Chalk Talk: U of U Lacrosse a beacon in the West

By Zoe Zorka

Lacrosse becomes the University of Utah’s newest varsity sport

“I WANT PEOPLE TO SAY ‘MAN, THAT UTAH WAS TOUGH”
—U OF U LACROSSE COACH BRIAN HOLMAN

As the focus at the University of Utah turns to spring sports, excitement is brewing for men’s lacrosse, the school’s newest Division I sport. While it has been a club sport for years, 2018-19 will mark the first year in which Utah lacrosse makes its official NCAA debut, making the U one of the few schools in the West to boast a Division I program for the elite sport.

The decision to add lacrosse as a university-sanctioned sport was based on many factors—most notably the growing popularity of the historically East Coast-based sport in the Western states.

University of Utah outgoing athletic director Chris Hill notes that a lot of research went into the decision to add men’s lacrosse. Lacrosse’s popularity with local fans, potential impact on other teams, financial self-sustainability and compliance with Title IX were all taken into consideration. “Men’s lacrosse met those criteria,” Hill says.

With the upgrade to Division I, the coaching staff also got a major boost with the arrival of coach Brian Holman, a veteran coach and former standout lacrosse goalkeeper at Johns Hopkins University. Before coming to Utah, he served eight years as an assistant for the North Carolina men’s lacrosse program. In his eight seasons, the Tar Heels won an ACC Championship in 2013 and a National Championship in 2016. Many supporters see Holman’s talent as a key element in taking Utah lacrosse to the next level and excelling.

So, why lacrosse? Why would it be popular in Utah? One reason is, as Holman points out, lacrosse is a great spectator sport played in a great season. Like football, it’s a contact sport, but it also has elements of soccer and basketball.

Nate Berger, a junior Utah lacrosse player, is quick to mention that the sport’s appeal resonates not just at the university, but within the greater Salt Lake City community as a whole. “It’s been growing a great deal in Utah at the youth and high school levels,” he says, a trend that reflects nationwide growth.

According to U.S. Lacrosse, nationwide participation reached a record level of more than 825,000 participants in 2016. This growth is mirrored within the university program. Historically, men’s lacrosse has also been one of the fastest growing club sports for the university.

As the first Pac-12 school with an NCAA men’s lacrosse program, Utah will likely be ahead of the curve in terms of on-field competition should other Pac-12 schools follow suit. This puts them at an advantage rather than entering sports in which competitors have long-established programs.

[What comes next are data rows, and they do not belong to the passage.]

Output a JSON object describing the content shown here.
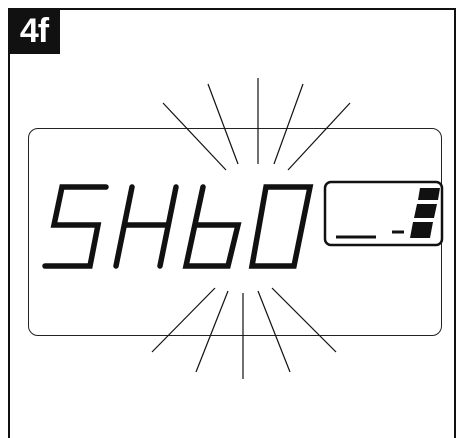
{
  "figure": {
    "step_label": "4f"
  },
  "display": {
    "text": "SHb0",
    "state": "blinking",
    "battery_segments_filled": 3
  },
  "colors": {
    "ink": "#111111",
    "background": "#ffffff"
  }
}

As for game-play, Holman explains his X-and-Os strategy as one revolving around players that’s based on intensity and speed. “One of our goals,” he says, “is to play the game as fast as we possibly can and for the players to play as tough as they possibly can. Getting ground balls typically wins the game—it’s a sign of toughness and aggressiveness. I want people to say ‘Man, that Utah was tough.’

“When people fall in love with the game of lacrosse, they’re falling in love with the action of the sport. You’re looking at a new market that you have to captivate. You don’t want to bore them with nuanced plays, you want them to be excited,” he says of the high-paced, high-energy approach of playing national-championship-caliber teams. Holman’s appreciation for these teams goes back to the lacrosse powerhouse legends of the late ’80s and early ’90s such as Syracuse, Virginia, North Carolina and Johns Hopkins.

While the energy is palpable, the 2018-19 season will not be without challenges. Utah will go from playing other Western club teams within the Rocky Mountain Lacrosse Conference (RMLC) such as Utah State, BYU, Colorado, Colorado State and UVU to playing teams with more established programs such as Furman, Hofstra, Denver, Air Force, Detroit, Marquette, Cleveland State and even the possibility of lacrosse powerhouses such as Maryland, Duke, North Carolina and other major East Coast and Midwest schools.

How Utah stacks up against such competition remains to be seen, but for Coach Holman, the competition is part of the excitement and the ingredient for growing their fan base. Holman points out that “lacrosse is among the highest graduation rates in all of college athletics, so not only are they are adding a growing sport—one with a ton of potential and growth—but they are also adding a team that excels in the classroom.”

Given the commitment by the U of U’s athletic department, Utah’s maiden lacrosse season is bound to be an exciting one.